Nesse sentido, determinei que nossa neutralidade climática seja alcançada até 2050, antecipando em 10 anos a sinalização anterior. Entre as medidas necessárias para tanto, destaco aqui o compromisso de eliminar o desmatamento ilegal até 2030, com a plena e pronta aplicação do nosso Código Florestal. Com isso, reduziremos em quase 50% nossas emissões até essa data. Há que se reconhecer que será uma tarefa complexa. Medidas de comando e controle são parte da resposta. Apesar das limitações orçamentárias do governo, determinei o fortalecimento dos órgãos ambientais, duplicando os recursos destinados às ações de fiscalização. Mas é preciso fazer mais. Devemos enfrentar o desafio de melhorar a vida dos mais de 23 milhões de brasileiros que vivem na Amazônia, região mais rica do país em recursos naturais, mas que apresenta os piores índices de desenvolvimento humano. A solução desse "paradoxo amazônico" é condição essencial para o desenvolvimento sustentável da região. Devemos aprimorar a governança da terra, bem como tornar realidade a bioeconomia, valorizando efetivamente a floresta e a biodiversidade. Esse deve ser um esforço, que contemple os interesses de todos os brasileiros, inclusive indígenas e comunidades tradicionais. Diante da magnitude dos obstáculos, inclusive financeiros, é fundamental poder contar com a contribuição de países, empresas, entidades e pessoas dispostos a atuar de maneira imediata, real e construtiva na solução desses problemas. Neste ano, a comunidade internacional terá oportunidade singular de cooperar com a construção de nosso futuro comum.
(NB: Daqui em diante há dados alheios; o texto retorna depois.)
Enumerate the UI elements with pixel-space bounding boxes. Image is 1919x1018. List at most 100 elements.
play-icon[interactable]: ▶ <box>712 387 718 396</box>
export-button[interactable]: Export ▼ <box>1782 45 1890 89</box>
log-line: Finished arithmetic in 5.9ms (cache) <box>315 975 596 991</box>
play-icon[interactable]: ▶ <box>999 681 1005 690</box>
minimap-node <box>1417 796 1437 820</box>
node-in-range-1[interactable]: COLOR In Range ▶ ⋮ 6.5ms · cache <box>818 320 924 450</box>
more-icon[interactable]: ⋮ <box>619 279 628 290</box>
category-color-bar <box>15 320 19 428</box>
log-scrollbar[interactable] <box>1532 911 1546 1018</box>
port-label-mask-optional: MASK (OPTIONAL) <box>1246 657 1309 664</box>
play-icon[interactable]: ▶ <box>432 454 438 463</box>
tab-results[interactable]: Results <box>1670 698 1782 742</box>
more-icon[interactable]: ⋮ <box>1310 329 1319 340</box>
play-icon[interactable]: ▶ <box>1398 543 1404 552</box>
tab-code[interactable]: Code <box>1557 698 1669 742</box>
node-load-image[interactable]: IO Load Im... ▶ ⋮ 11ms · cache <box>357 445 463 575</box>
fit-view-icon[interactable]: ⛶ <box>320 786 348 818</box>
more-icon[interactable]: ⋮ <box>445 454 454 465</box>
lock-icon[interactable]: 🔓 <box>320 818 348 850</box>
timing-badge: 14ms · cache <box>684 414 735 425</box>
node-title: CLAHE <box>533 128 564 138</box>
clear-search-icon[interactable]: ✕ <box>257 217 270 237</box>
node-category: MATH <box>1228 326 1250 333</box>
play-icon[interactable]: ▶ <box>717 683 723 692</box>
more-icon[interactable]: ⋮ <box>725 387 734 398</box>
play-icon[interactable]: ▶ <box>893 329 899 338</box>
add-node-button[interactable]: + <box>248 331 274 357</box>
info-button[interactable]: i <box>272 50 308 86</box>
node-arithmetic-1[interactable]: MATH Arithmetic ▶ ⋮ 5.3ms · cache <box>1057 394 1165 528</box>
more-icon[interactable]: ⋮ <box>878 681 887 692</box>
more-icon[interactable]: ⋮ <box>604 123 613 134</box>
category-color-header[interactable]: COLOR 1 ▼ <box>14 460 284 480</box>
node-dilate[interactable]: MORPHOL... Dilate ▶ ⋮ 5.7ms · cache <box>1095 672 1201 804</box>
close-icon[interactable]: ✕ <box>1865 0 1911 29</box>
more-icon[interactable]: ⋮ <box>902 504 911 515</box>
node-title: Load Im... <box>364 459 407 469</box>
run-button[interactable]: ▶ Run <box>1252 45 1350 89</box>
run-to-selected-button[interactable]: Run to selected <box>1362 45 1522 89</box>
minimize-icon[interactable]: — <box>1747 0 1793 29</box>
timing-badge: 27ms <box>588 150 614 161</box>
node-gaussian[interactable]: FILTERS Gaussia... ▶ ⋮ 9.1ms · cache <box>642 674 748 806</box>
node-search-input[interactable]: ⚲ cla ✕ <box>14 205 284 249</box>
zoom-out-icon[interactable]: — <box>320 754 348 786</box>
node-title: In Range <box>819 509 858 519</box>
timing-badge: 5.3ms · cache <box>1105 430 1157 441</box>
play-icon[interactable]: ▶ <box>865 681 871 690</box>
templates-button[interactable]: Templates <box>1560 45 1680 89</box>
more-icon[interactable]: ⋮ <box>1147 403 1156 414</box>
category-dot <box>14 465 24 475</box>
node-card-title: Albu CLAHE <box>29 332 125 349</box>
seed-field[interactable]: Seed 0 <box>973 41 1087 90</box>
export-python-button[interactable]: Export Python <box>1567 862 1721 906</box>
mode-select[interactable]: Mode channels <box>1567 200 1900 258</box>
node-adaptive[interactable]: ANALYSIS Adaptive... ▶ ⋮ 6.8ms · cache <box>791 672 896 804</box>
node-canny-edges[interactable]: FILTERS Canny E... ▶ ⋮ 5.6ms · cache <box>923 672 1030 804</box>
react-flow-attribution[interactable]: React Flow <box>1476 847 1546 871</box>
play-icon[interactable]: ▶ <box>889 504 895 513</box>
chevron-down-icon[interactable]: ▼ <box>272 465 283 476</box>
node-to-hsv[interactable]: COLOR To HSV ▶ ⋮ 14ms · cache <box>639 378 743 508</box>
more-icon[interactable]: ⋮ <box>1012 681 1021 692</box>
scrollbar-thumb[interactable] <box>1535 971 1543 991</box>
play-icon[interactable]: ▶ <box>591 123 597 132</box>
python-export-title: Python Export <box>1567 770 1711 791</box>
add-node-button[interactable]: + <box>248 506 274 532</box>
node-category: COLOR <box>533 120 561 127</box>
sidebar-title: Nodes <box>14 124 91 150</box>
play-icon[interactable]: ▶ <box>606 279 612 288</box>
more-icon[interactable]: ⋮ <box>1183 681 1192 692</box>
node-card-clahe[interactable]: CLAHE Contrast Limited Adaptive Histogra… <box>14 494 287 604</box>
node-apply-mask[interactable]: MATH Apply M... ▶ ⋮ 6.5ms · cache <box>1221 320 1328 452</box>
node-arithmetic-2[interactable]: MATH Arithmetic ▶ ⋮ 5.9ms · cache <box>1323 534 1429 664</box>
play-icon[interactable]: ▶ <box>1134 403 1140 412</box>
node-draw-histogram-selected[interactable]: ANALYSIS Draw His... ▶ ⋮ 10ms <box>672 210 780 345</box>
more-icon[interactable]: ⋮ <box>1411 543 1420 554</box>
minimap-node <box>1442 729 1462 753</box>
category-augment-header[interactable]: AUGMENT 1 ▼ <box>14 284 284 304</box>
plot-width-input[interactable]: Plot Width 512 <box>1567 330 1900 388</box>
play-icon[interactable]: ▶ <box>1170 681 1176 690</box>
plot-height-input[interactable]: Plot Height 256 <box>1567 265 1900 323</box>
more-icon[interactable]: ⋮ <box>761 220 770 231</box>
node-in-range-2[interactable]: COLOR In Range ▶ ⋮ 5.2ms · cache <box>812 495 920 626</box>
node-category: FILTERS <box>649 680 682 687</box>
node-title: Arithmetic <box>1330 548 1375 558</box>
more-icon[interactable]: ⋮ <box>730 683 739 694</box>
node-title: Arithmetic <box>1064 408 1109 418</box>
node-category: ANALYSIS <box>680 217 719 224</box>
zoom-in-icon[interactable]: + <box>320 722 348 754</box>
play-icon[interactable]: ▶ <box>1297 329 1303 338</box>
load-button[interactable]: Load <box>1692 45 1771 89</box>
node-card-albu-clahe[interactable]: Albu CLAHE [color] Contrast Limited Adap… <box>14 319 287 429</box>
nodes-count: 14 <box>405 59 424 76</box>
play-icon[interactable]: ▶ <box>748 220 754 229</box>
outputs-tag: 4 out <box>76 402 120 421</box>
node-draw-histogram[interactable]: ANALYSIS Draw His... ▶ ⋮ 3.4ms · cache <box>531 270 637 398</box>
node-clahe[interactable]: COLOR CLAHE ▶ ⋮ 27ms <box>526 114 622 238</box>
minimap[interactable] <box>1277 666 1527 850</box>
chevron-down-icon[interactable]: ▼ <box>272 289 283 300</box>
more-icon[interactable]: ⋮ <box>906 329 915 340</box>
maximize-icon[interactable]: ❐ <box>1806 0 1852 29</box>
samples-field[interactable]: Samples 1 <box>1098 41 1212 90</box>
Os mercados de carbono são cruciais como fonte de recursos e investimentos para impulsionar a ação climática, tanto na área florestal quanto em outros relevantes setores da economia, como indústria, geração de energia e manejo de resíduos. Da mesma forma, é preciso haver justa remuneração pelos serviços ambientais prestados por nossos biomas ao planeta, como forma de reconhecer o caráter econômico das atividades de conservação. Estamos, reitero, abertos à cooperação internacional. Senhoras e senhores, como todos, reafirmamos em 92, no Rio de Janeiro, na conferência presidida pelo Brasil, o direito ao desenvolvimento deve ser exercido de tal forma que a resposta equitativamente e de forma sustentável às necessidades ambientais e de desenvolvimento das gerações presentes e futuras. Com esse espírito de responsabilidade coletiva e destino comum, convido-os novamente a apoiar-nos nessa missão. Contem com o Brasil.